Wednesday 6 December 2000

Collected Stories, MTC, Dec 6, 2000


Collected Stories by Donald Margulies
MTC presents Northside Theatre Company at Fairfax Studio  until 30 September
Reviewer: Kate Herbert

To see two charismatic performers on stage together is theatrical bliss. Ruth Cracknell and Sarah Norris are such a duo in Collected Stories by Donald Margulies.

Margulies' play is also a winner. In a naturalistic style, the US playwright creates a spring-autumn relationship between two women, both fiction writers, both spirited, wilful, sensitive and volatile.

Lisa Morrison (Norris) is a clever but dizzy post-graduate student of Prof. Ruth Steiner, (Cracknell) a short story writer of some renown. During 1993, ia state of anxiety about meeting her heroine, the wide-eyed Lisa visits Ruth's Greenwich Village apartment for a private writing tutorial.
So begins a seen year friendship which begins as a mentor-student relationship but blossoms into a friendship between equals when Lisa publishes her collected stories.

However, love of any kind can be a bumpy ride. Writers are sensitive and sensitised. They also have a nose for a good yarn and are inclined to plunder not only their own lives but those of friends and family for material.

When Lisa uses in her novel, Ruth's confidential anecdotes  about her youthful love affair with the poet, Delmore Schwartz, Ruth sees it as a betrayal, Lisa as a homage.

Margulies captures the heightened experience of the writer and the delicacy of feeling that accompanies the writing process. Even in her ailing winter years, Ruth feels wounded and jealous of her protege. Writers are the repository of human feeling. They give a voice to the world.

Margulies writes brisk, witty dialogue that exposes and expands his two characters. Their burgeoning friendship is fascinating and its impending doom rivetting.

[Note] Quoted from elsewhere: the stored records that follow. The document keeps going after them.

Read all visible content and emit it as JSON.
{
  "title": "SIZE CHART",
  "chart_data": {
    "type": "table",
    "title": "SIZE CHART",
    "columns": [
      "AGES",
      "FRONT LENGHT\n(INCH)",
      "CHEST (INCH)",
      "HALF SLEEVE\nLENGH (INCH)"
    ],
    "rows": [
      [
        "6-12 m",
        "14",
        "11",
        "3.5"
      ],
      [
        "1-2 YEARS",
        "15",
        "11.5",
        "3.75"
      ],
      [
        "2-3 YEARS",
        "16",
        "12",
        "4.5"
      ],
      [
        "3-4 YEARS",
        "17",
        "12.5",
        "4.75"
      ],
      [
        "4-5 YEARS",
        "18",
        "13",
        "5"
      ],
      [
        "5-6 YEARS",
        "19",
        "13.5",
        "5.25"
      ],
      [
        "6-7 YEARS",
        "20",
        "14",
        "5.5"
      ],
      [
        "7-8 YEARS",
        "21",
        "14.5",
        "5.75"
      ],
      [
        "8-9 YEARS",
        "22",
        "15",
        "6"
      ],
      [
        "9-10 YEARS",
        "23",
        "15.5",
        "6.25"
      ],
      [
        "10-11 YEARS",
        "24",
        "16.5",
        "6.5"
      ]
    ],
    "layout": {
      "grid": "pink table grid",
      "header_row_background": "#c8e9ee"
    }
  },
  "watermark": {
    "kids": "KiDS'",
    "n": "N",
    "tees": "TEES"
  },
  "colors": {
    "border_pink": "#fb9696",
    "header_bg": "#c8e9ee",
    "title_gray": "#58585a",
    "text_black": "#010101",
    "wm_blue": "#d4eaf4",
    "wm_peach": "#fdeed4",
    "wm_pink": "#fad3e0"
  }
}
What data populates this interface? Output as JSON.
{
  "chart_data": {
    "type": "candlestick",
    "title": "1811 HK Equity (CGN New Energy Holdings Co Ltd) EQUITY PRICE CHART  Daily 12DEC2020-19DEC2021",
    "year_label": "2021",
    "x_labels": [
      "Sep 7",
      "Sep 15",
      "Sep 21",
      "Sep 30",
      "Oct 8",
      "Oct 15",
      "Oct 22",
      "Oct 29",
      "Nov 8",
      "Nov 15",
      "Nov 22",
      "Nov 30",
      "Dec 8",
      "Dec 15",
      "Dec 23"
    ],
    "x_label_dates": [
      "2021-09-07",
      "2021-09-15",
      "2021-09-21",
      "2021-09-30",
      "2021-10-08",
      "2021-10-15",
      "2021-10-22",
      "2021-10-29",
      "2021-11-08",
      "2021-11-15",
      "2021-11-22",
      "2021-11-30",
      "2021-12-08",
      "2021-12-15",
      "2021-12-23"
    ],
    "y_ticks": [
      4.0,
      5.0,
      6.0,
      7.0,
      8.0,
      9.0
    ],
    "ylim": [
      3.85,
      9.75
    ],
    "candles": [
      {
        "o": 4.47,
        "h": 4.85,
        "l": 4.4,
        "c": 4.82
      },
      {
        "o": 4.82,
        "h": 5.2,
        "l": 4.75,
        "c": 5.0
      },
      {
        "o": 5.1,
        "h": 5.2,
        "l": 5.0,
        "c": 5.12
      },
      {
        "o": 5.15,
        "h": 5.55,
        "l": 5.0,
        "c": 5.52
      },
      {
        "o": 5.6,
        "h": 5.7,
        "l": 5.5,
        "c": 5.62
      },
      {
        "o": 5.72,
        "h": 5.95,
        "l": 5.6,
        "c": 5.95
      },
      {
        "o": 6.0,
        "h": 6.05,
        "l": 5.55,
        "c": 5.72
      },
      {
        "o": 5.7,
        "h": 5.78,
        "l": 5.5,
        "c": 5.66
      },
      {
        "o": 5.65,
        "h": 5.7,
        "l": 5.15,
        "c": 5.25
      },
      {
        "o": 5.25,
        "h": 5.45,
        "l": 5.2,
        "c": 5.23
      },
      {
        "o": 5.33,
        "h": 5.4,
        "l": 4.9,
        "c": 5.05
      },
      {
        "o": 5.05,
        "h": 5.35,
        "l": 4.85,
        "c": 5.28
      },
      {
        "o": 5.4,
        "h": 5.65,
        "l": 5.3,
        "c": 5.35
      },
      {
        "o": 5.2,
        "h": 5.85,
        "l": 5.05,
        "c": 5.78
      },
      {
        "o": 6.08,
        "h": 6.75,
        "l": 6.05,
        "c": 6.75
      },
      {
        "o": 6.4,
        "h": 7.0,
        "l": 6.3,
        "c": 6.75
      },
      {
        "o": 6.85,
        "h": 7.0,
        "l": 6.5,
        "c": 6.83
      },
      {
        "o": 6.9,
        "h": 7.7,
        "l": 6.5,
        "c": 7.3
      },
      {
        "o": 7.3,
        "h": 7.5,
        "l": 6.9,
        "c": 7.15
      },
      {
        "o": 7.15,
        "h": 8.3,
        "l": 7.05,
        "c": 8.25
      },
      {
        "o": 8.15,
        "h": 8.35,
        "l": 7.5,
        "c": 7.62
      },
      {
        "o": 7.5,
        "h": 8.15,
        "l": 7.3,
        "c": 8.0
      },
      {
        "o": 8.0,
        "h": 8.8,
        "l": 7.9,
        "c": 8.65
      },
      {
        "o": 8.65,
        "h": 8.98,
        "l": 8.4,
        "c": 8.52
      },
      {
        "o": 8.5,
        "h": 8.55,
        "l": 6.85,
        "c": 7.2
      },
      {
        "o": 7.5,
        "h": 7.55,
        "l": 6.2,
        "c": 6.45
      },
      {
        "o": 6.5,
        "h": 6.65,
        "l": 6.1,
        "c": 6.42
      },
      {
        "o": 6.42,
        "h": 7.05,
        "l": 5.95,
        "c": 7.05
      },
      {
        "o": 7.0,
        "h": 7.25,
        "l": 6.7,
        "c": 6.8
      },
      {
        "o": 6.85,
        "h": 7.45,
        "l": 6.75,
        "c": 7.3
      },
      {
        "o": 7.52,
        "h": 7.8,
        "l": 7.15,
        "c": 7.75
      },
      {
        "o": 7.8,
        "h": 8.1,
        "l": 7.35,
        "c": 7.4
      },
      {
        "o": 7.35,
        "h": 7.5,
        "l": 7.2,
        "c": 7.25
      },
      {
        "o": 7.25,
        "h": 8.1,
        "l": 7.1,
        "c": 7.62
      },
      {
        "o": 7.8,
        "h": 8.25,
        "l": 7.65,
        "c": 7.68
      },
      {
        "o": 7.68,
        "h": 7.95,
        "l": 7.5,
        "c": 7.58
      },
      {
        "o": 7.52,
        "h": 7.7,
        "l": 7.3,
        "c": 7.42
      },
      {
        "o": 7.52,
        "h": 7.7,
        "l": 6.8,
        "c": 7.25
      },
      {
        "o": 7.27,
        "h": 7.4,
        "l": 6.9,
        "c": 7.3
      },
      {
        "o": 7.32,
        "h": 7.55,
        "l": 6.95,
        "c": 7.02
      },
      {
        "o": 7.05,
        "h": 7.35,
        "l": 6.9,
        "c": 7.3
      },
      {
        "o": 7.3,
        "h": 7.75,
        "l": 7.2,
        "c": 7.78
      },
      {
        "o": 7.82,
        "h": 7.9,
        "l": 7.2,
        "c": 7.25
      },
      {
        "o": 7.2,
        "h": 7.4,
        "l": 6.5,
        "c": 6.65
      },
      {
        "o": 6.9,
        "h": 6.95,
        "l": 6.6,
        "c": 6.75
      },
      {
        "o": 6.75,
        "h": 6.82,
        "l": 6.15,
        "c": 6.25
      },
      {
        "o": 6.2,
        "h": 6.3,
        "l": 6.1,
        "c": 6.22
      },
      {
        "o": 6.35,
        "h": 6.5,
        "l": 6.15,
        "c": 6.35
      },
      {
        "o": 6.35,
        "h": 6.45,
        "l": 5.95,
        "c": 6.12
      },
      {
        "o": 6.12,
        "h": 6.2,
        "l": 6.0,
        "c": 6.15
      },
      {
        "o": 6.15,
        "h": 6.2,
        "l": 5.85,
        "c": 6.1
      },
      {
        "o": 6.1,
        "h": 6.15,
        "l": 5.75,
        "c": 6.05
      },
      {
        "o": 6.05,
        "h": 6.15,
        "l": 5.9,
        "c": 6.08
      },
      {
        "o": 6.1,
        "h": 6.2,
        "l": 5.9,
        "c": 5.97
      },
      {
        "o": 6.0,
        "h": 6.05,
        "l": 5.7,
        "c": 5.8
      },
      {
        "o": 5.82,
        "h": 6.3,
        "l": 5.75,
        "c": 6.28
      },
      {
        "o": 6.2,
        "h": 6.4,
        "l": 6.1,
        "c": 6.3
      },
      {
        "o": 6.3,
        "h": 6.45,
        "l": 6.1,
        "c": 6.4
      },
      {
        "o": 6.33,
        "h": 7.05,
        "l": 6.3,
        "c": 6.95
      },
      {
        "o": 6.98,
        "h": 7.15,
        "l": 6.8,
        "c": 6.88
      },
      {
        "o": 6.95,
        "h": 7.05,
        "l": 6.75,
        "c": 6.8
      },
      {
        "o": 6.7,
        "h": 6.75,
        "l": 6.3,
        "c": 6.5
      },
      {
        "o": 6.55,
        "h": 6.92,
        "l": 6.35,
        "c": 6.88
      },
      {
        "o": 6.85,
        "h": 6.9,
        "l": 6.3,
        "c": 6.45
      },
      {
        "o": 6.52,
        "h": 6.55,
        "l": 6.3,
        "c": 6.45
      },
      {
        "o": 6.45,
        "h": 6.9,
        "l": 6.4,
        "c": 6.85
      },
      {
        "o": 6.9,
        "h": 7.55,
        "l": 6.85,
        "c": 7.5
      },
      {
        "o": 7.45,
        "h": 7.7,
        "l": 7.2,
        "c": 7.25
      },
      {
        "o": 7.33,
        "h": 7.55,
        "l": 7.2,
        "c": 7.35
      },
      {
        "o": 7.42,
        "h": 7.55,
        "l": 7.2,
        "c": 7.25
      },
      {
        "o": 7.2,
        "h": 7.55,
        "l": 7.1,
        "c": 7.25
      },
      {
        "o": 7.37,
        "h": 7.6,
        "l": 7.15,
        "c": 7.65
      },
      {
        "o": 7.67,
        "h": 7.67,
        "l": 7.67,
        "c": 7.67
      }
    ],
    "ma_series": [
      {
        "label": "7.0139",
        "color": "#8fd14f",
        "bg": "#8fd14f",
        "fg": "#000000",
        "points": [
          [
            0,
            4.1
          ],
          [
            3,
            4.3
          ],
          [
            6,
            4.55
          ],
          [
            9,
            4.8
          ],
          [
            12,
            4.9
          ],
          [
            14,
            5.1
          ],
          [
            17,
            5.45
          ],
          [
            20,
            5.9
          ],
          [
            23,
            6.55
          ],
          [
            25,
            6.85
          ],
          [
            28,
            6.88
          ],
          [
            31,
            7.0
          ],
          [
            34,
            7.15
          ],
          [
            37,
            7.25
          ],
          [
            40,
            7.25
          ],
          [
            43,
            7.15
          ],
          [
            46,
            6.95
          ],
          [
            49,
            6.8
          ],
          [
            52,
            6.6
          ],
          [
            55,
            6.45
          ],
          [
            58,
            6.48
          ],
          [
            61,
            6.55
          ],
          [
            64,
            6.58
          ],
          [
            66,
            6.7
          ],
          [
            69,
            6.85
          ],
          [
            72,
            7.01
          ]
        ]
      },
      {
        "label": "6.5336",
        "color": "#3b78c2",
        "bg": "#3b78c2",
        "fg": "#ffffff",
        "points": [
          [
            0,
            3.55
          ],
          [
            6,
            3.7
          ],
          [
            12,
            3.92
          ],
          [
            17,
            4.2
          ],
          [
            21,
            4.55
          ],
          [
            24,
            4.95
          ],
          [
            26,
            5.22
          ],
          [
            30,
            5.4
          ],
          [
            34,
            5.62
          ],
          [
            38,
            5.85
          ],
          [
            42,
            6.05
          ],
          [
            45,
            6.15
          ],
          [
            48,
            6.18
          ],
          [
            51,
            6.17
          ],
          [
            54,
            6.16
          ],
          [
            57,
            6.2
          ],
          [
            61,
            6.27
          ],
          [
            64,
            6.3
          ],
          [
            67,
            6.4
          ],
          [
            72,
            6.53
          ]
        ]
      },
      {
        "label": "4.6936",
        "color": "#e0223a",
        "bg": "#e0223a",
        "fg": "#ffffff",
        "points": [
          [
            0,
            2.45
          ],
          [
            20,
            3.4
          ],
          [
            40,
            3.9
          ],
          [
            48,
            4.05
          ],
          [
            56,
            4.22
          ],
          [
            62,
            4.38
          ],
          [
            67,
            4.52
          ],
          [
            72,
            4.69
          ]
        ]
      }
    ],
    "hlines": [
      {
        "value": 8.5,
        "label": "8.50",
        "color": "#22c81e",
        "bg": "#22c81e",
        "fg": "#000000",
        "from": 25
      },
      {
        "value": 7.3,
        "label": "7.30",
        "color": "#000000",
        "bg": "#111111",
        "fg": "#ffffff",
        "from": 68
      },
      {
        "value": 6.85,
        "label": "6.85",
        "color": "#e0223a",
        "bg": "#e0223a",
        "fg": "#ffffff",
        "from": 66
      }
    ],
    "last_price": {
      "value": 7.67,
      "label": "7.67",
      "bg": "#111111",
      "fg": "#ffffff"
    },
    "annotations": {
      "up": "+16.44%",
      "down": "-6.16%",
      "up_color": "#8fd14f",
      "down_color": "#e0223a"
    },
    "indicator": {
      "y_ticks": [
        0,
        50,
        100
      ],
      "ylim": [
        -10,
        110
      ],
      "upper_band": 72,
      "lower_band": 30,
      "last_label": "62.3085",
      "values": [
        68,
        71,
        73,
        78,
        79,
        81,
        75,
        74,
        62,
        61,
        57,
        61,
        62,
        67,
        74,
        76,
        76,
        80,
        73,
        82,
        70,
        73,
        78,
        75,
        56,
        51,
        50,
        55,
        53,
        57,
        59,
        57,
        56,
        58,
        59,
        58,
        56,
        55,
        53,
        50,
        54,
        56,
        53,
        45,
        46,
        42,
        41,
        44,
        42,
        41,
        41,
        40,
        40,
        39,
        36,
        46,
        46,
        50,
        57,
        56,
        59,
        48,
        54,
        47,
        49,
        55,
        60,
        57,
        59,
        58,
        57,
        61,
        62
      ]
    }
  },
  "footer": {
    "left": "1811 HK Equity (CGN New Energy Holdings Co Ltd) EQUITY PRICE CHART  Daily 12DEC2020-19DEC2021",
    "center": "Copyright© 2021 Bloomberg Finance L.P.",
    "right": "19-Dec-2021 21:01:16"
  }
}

Both performances are potent and delightful.  Cracknell is stately, recalcitrant and lovable as the intellectual mentor. Her presence, as always, is commanding and she brings a fine sense of irony to the character.

Norris sparkles in early scenes as the exuberant, nervous and cat-like Lisa. She gives a convincing portrayal of a young woman maturing over years.

Director, Jennifer Hagan, focuses on the intimacy and intensity of these two women. She sets the action in Wendy Osmond's realistic apartment which is stacked with books. Sarah de Jong's evocative music highlights the relationship and provides a subtle background of the streets of New York.